Untuk mewujudkan visi tersebut pembangunan industri nasional mempunyai misi sebagai berikut: 

  1. Tingkatkan kedudukan pabrik nasional selaku tiang serta pelopor perekonomian nasional; 2. Menguatkan serta memperdalam bentuk pabrik nasional;
  2. Meningkatkan industri mandiri, berdaya saing dan maju serta industri hijau; 
  3. Memastikan kepastian bisnis, persaingan yang sehat dan mencegah kelompok atau individu merugikan industri atau mengendalikan industri secara terpusat; 
  4. Membuka peluang bisnis dan memperluas peluang kerja; 
  5. Meningkatkan penyebaran pembangunan industri di seluruh Indonesia untuk memperkuat dan memperkuat ketahanan negara; dan 
  6. Meningkatkan kesejahteraan dan kesejahteraan masyarakat secara adil.

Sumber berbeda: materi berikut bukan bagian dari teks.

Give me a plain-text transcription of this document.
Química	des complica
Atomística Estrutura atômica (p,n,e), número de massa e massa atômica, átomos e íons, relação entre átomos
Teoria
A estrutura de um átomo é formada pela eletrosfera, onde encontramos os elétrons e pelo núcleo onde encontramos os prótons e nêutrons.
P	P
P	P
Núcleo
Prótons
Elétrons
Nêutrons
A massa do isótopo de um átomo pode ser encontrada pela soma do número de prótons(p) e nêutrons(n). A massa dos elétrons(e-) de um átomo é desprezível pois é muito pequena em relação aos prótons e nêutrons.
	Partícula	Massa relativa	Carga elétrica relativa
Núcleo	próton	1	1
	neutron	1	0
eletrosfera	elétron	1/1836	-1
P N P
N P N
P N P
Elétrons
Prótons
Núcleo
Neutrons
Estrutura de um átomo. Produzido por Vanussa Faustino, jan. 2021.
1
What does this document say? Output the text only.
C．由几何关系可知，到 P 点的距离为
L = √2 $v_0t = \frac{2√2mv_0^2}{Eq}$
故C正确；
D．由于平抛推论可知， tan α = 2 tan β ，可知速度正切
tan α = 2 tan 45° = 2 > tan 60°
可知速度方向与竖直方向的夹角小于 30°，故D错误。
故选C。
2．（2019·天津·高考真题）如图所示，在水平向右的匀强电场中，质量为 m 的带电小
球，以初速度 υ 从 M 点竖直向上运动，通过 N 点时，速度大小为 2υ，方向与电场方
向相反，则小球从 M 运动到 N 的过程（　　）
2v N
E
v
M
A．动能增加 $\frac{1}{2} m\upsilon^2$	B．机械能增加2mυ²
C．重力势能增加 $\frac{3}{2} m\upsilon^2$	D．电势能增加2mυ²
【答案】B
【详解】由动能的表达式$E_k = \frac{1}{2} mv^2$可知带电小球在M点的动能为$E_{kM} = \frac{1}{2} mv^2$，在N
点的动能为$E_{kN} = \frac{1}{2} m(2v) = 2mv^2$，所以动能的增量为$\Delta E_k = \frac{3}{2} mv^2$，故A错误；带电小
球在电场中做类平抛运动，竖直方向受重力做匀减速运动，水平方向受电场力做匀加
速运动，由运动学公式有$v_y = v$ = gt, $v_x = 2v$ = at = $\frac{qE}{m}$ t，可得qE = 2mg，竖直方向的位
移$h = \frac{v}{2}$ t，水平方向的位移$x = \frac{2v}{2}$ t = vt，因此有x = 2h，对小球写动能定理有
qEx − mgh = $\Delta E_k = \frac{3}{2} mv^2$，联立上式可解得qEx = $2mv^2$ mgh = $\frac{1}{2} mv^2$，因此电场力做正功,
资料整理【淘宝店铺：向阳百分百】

Strategi yang ditempuh untuk mewujudkan visi dan misi pembangunan industri nasional adalah sebagai berikut: 

  1. Mengembangkan industri hulu dan antara yang berbasis sumber daya alam; 
  2. Pengendalian ekspor bahan baku dan energi; 
  3. Meningkatkan penguasaan teknologi dan kualitas sumber daya manusia industri; 
  4. Menentukan zona pengembangan industri (WPI); 
  5. Pengembangan Pusat Pertumbuhan Industri (WPPI), kawasan distribusi industri, kawasan industri dan sentra industri kecil dan menengah; 
  6. Memberikan langkah-langkah afirmatif berupa perumusan kebijakan, memperkuat kapasitas kelembagaan dan memberikan kemudahan bagi industri kecil dan menengah; 
  7. Pembangunan sarana dan prasarana industri; 
  8. Melakukan pengembangan industri hijau; 
  9. Melakukan pengembangan industri strategis; 
  10. Meningkatkan penggunaan produk dalam negeri;

Sasaran kuantitatif di atas ditetapkan berdasarkan asumsi yang didukung oleh komitmen pemerintah untuk mencapai kondisi sebagai berikut: 

  1. Stabilitas politik dan ekonomi, mendukung pertumbuhan tahunan perekonomian nasional sebesar 6% (6%) hingga 9% (9%); 
  2. Perkembangan ekonomi global yang dapat mendukung pertumbuhan ekspor negara khususnya produk industri; 
  3. Mendorong peningkatan lingkungan investasi dan pembiayaan untuk investasi di sektor industri; 
  4. Tersedianya infrastruktur yang dapat mendukung peningkatan produksi dan kelancaran distribusi; 
  5. Mengembangkan sumber daya manusia industri dan mendukung lebih banyak penggunaan teknologi serta kualitas dan kemampuan inovatif di sektor industri; 
  6. Kebijakan terkait sumber daya alam untuk mendukung terlaksananya program industri hilir secara terbaik; dan 
  7. Koordinasi antar kementerian / lembaga dan peran aktif pemerintah daerah dalam pembangunan industri.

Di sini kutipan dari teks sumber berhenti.